Kentucky First Lady Jane Beshear applauded the approval of plan. “The Kentucky Environmental Literacy Plan uniquely promotes energy efficiency, sustainability and environmental preservation through valuable classroom learning,” said Mrs. Beshear. “Providing students with a strong foundation in environmental knowledge and practices today will benefit the overall environmental quality of the Commonwealth for future generations.”
Kentucky Education and Workforce Development Cabinet Secretary Joseph U. Meyer, said, “Innovative approaches are essential to helping Kentucky meet our goals of workforce development and college preparedness. Implementing this plan will help our students develop important collaboration, teamwork and problem-solving skills in the context of real world concerns that we face in Kentucky.”
Felicia Smith, KELP Task Force co-chair and associate commissioner for KDE, said that the plan will help students reach proficiency in all subject areas, including science, technology, engineering and mathematics (STEM). “The Kentucky Environmental Literacy Plan is ambitious, but achievable as a means for reaching core competencies in STEM education and across the curriculum,” she said.
Research demonstrates that using the environment as a framework for study across academic disciplines, including math, language arts, science and social studies promotes academic achievement.
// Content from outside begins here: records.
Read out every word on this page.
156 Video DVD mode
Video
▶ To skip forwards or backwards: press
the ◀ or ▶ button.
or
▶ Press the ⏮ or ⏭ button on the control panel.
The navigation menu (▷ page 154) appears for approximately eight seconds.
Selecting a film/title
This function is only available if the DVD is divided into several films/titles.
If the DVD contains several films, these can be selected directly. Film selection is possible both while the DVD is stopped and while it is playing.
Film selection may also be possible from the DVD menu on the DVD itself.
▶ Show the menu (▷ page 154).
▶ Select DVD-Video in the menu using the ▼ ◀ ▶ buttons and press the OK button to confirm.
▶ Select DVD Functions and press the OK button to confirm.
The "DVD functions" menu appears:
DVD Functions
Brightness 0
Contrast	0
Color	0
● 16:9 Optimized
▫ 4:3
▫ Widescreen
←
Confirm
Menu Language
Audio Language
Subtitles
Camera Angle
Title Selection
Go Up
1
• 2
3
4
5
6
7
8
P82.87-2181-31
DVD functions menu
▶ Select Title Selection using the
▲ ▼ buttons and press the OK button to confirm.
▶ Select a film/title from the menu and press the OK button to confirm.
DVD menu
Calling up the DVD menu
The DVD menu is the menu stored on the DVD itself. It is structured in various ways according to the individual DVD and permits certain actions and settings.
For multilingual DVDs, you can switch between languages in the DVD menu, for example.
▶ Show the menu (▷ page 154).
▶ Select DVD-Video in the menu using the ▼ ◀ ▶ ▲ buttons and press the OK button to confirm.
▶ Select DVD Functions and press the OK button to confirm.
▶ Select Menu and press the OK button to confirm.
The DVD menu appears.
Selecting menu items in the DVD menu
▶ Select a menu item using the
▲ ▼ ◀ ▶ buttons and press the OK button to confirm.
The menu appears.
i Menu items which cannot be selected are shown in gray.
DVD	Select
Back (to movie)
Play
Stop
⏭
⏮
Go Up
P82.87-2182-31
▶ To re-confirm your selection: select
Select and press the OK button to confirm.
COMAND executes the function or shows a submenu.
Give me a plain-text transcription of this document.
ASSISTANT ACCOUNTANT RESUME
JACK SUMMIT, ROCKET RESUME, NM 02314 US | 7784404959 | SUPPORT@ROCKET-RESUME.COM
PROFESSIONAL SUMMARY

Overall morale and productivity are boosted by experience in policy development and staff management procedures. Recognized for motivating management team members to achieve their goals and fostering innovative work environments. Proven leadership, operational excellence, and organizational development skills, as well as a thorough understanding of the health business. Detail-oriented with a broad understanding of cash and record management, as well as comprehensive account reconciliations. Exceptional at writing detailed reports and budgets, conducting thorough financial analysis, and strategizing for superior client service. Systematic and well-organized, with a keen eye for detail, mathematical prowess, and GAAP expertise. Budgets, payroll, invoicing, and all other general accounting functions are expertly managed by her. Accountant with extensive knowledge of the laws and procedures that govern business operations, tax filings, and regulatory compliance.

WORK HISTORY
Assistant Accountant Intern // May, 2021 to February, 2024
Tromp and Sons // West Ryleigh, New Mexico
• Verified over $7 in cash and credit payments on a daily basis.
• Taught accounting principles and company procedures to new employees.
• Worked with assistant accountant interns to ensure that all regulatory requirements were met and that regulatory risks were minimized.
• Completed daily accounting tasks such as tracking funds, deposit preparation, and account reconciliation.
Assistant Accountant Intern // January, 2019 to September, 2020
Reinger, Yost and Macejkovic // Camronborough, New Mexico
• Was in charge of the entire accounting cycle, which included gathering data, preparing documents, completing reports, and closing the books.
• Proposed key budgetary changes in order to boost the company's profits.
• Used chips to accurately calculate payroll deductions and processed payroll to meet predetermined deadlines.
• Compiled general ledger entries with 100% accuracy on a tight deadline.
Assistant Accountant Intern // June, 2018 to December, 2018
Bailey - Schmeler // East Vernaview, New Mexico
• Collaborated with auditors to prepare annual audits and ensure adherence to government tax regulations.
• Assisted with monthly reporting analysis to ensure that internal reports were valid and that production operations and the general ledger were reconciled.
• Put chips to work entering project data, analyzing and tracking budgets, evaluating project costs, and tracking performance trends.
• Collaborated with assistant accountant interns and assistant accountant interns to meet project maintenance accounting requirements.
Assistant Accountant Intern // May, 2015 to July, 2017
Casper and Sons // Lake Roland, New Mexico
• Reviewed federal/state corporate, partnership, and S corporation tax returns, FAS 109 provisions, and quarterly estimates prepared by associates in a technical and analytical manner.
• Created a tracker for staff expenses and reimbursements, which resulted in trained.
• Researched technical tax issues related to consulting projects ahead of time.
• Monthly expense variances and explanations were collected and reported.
In addition, this type of instruction positively impacts cognitive development, child health, workforce development and a healthy environment, said Kentucky Environmental Education Council (KEEC) Executive Director Elizabeth Schmitz. The agency is in the Education and Workforce Development Cabinet.
“Among other benefits, studies show that student motivation increases when environment-based education is incorporated into schools, as measured by increased attendance, decreased tardiness and fewer discipline referrals,” said Schmitz. “This occurs at the same time that standardized test scores improve, especially in language arts. The marked improvement in language arts shows the truly interdisciplinary nature of environmental education.”
Dr. Melinda Wilder, KELP Task Force co-chair and director of Natural Areas at Eastern Kentucky University, said, “Taking our students outside, for even 15 minutes, to write an essay about something that they can see and touch – for example, a tree – gives students experiences that help them include vivid, real life details in their descriptions. That same tree can be used to learn math – calculating the tree height, circumference, and board feet, for example. It can also be used to teach about scientific concepts, social studies and history.”
The KELP Task Force also was co-chaired by Billy Bennett, director of the Center for Environmental Education at EKU.
Development of KELP was funded by the Kentucky Environmental Education Council using America Recovery and Reinvestment Act (ARRA) money. The next phase of the KELP is to develop an Implementation Plan as directed by the Board of Education. This effort will be led by the KELP co-chairs and an Implementation Advisory Team named by Commissioner Holliday. The Implementation Plan will be completed in spring of 2012.